Maxsym nodded. “I haven’t done
this kind of simulation since I was a kid. The technology has improved
significantly.”

“The team lacked crisp
teamwork. Not surprising for your first time out. I have something to attend
to,” Arakaki explained. “Telisa’s going to talk with you about… aliens, I
think.”

“Can I ask what happened to
Krellis?” Caden said. “After the interviews, you guys showed us our rooms and
everything, and they’re truly awesome, but none of us saw Krellis after that.”

Arakaki paused. “Krellis washed
out,” she said.

“Wow, that’s surprising,”
Siobhan said neutrally. “He wasn’t impressed by all this?”

“As we said, we intend to
convince you to join us. However, in Krellis’s case, well, he was a spy. When
we asked him those basic questions we asked all you, he lied. So we don’t want
him. The rest of you are all on the level.”

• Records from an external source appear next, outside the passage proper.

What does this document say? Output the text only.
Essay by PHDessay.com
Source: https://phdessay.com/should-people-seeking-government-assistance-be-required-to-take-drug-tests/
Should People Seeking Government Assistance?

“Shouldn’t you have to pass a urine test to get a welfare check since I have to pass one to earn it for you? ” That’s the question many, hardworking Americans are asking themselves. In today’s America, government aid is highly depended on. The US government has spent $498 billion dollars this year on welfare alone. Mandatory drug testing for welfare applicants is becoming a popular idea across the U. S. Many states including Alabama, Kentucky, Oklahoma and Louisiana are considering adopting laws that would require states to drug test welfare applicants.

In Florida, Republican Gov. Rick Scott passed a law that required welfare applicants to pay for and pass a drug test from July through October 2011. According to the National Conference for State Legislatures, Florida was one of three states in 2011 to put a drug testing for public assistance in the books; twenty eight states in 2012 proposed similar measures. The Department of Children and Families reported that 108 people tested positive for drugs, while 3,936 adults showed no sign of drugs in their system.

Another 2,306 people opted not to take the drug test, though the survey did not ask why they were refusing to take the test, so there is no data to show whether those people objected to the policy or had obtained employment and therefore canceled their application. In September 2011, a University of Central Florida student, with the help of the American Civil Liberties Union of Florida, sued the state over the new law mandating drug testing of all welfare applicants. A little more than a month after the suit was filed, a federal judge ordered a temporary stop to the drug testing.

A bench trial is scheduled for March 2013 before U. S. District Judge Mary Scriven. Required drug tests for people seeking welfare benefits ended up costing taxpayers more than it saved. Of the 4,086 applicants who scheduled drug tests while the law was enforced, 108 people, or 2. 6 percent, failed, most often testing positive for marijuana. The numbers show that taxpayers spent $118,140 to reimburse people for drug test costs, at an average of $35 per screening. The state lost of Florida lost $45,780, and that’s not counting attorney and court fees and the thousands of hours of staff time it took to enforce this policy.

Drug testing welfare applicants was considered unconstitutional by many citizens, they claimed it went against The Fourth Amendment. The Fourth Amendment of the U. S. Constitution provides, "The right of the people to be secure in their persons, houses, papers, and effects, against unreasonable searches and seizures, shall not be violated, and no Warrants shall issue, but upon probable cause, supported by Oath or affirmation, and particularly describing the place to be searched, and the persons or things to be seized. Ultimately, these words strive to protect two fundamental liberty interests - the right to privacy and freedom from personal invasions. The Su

The recruits digested that.
Caden was the first to ask the obvious question.

“Well, who was he spying for?”

The truth but not the truth
, Arakaki
told herself.

“The competition? It doesn’t
matter. Our lives are on the line out here sometimes. Everyone has to be
playing on the same team. That guy plays for someone else, y’know? We don’t
want him. Who knows when he would betray us, any of us—maybe even kill us!”